I pull out my laptop, which is wrapped in a blanket. It’s time to leave Marvin. I need to get closer to some of the houses lining the golf course.
Once I went to the beach down at Gulf Shores, and I met a boy from Philadelphia. We caught mussels together for a while, snatching them up in the surf and then tossing them back so they could bury themselves in the wet sand again. It was his first time to Alabama, and he said that before he came down here he thought nobody owned any shoes. And nobody had electricity. That made me think: 1) he had been watching some very old movies; 2) he was sort of condescending for someone who lived in a city known for cream cheese; and 3) my state has an unfair reputation.

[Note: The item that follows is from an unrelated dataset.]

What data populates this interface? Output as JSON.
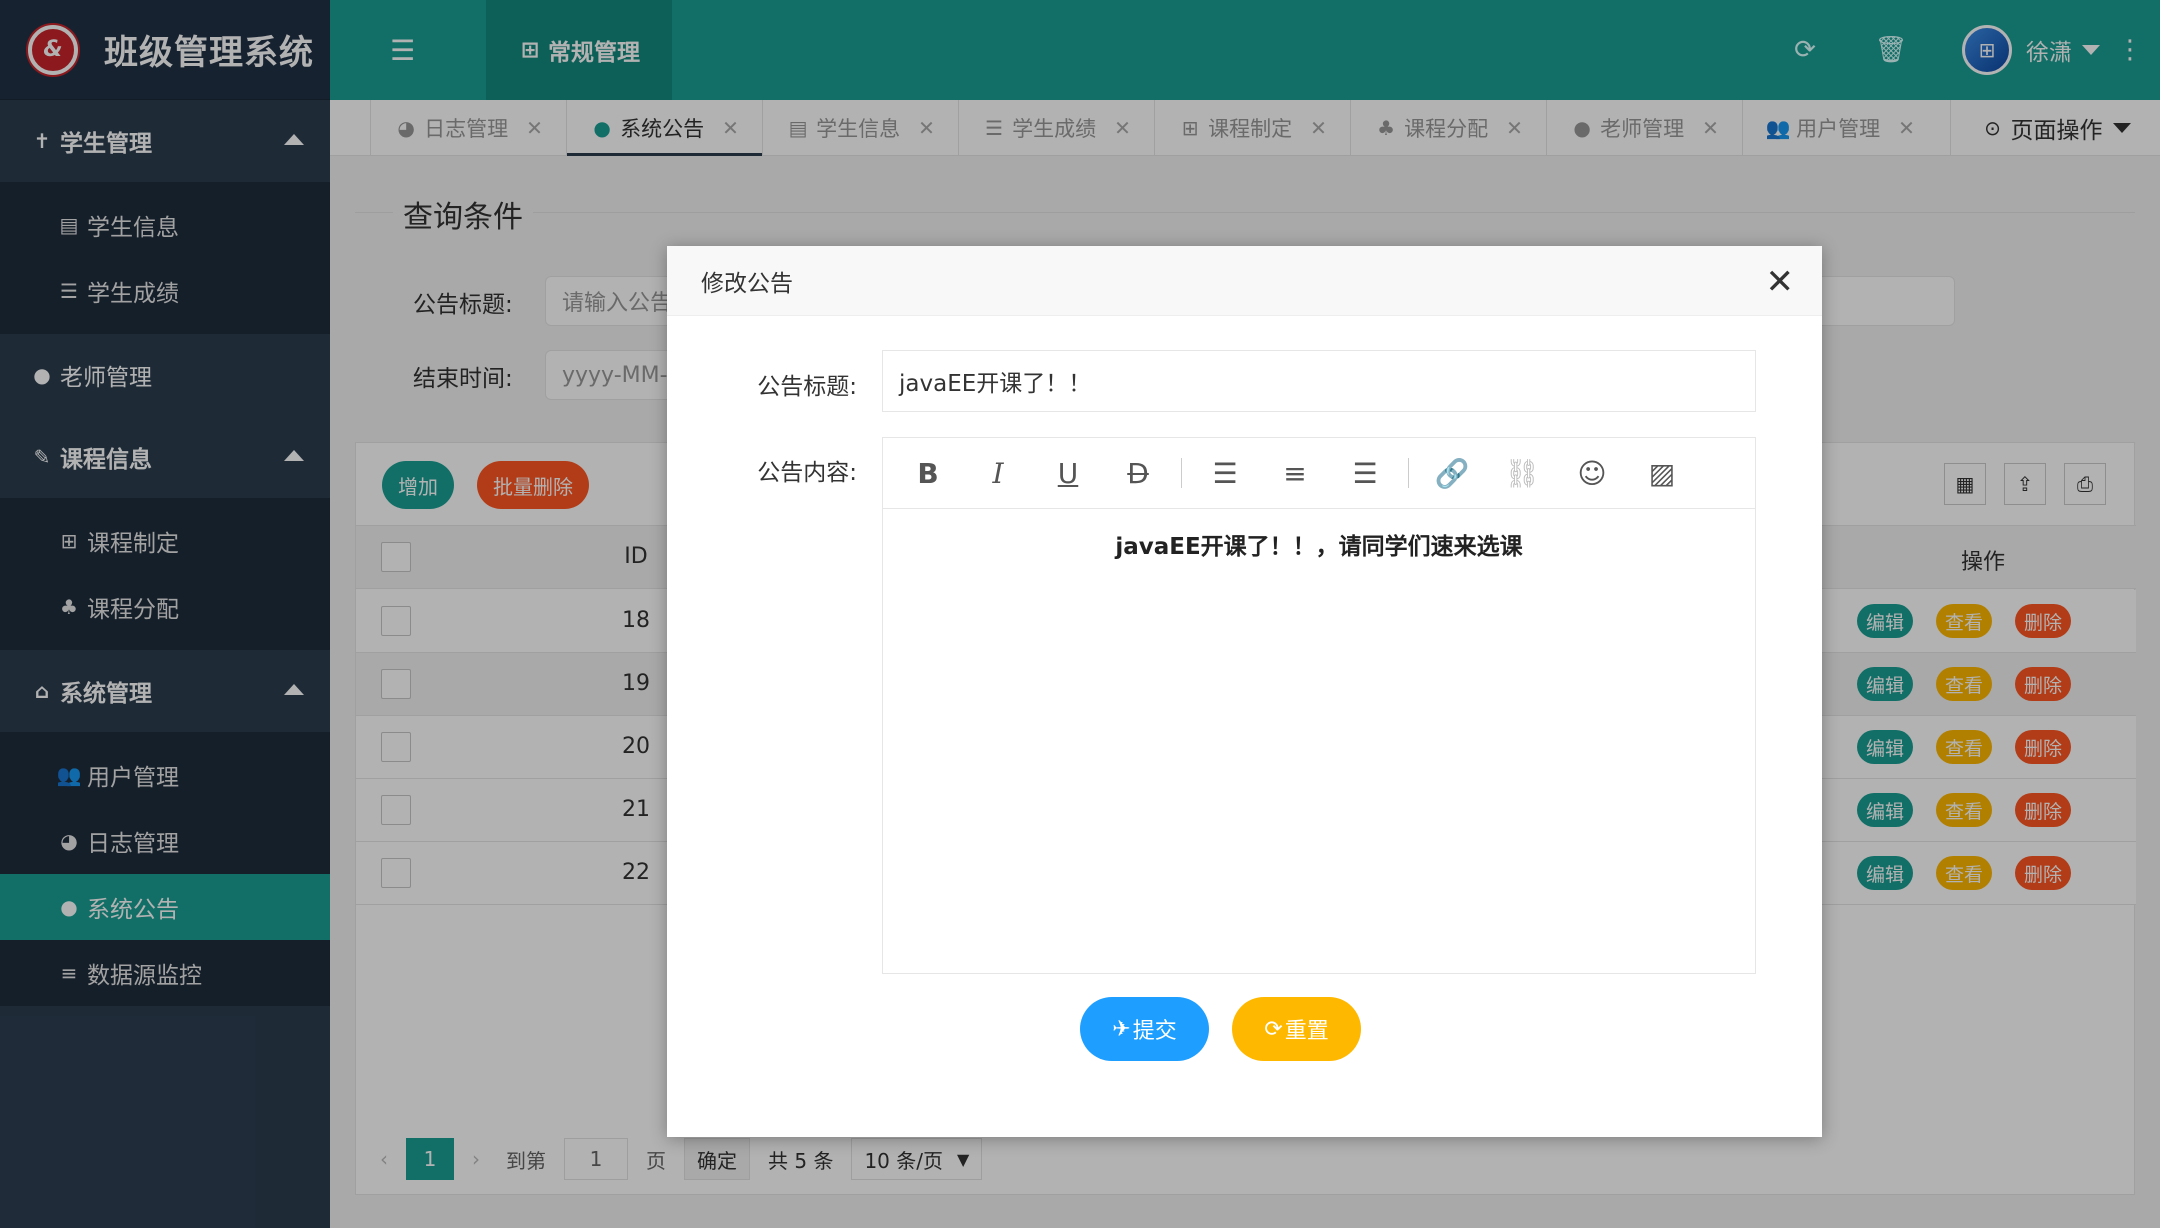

I know some people think we’re still all about dirt roads and hound dogs down here. But I’ve lived in a big city all my life. I don’t want Lodema to be some big camping trip. I don’t want to just fish and wander around dirty and barefooted. I need the Internet. And I don’t want to have to walk all the way back to my house to get it.
I should mention that I did one other thing during the last four days. I started hanging out along 34th Street, the street that’s closest to the putt-putt course. The backyards of those houses are only forty or fifty feet from the fence around Lodema. I took my scooter to 34th Street and rode up and down the sidewalk during the afternoons when people were getting home from work. I struck up conversations with people and complimented them on their pets. I asked the people’s names. Then I asked for their pets’ names, and I scratched plenty of dogs behind their ears while I oohed and aahed over them. I found out what kinds of dogs they were. I found out from the pet owners if any of their neighbors had pets. I bet I know the names of at least twenty dogs and cats that live on 34th Street.

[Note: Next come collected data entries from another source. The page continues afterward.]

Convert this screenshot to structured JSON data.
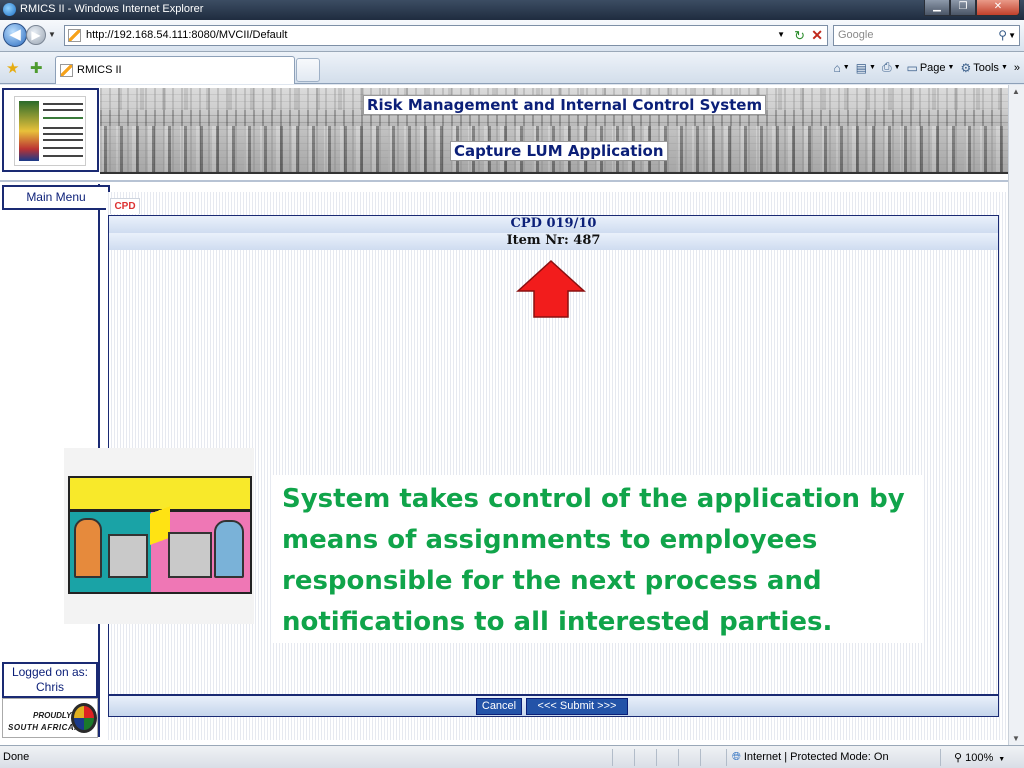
{
  "browser": {
    "title": "RMICS II - Windows Internet Explorer",
    "address": "http://192.168.54.111:8080/MVCII/Default",
    "search_placeholder": "Google",
    "tab_label": "RMICS II",
    "commands": {
      "page": "Page",
      "tools": "Tools"
    }
  },
  "header": {
    "title1": "Risk Management and Internal Control System",
    "title2": "Capture LUM Application"
  },
  "sidebar": {
    "main_menu": "Main Menu",
    "logged_on_label": "Logged on as:",
    "user": "Chris",
    "badge_line1": "PROUDLY",
    "badge_line2": "SOUTH AFRICAN"
  },
  "form": {
    "tab": "CPD",
    "ref": "CPD 019/10",
    "item": "Item Nr: 487",
    "cancel": "Cancel",
    "submit": "<<< Submit >>>"
  },
  "callout": {
    "text": "System takes control of the application by means of assignments to employees responsible for the next process  and notifications to all interested parties.",
    "color": "#10a44a"
  },
  "status": {
    "left": "Done",
    "zone": "Internet | Protected Mode: On",
    "zoom": "100%"
  }
}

When I boot up my laptop and call up the list of available networks, I recognize several of the networks that are labeled by last names. Anderson. Bailey. Watson. Levey. Sanchez. All of them are security-enabled networks requiring a password. This is where it gets fun. I know how people love to use their pets’ names for passwords. Birthdays and anniversaries, too, but those are a lot harder to figure out. So I play around with different combinations—pumpkin, pumpkintheboxer, lady, ladycollie, sam, schnauzer, samschnauzer, samtheschnauzer, labradoodle, dixie, dixielab, dixielabradoodle—and pretty soon I have it: the Watsons’ password is eugenebeagle. I’m in.
Soon I’ve got a wireless connection whenever I want it, and both our places are hot but comfortable. I see that Lydia’s even brought a little fan, which she’s angled right over her bed. Saban lies in front of it with his tongue hanging out. He raises his head occasionally, then looks disappointed and flops back down.
“Should we walk him?” I ask. “He seems depressed.”
“He always looks like that.”
“Huh.”
Regardless of Saban’s opinion, we’re ready to get out in the fresh air. We grab our lunches and a couple of bottles of water. We don’t bother putting Saban on a leash. It’s not like he can go very far. But we haven’t even left the putt-putt course before Lydia’s yanking on my arm.
“What?”
“Look,” Lydia says, pointing toward the aquarium hole.
I do look, but all I see is the concrete and the fake grass and those three fish mouths.
“What?”
She strides over and leans down by the three fish. Saban pants along beside her. When she stands up, she’s holding something in her hand. I look closer. It’s a Coke can.
“This wasn’t here last week,” she says. “Someone else has been here.”
I think about that. It hadn’t occurred to me that anyone else would come on the course, but it doesn’t seem like a huge deal.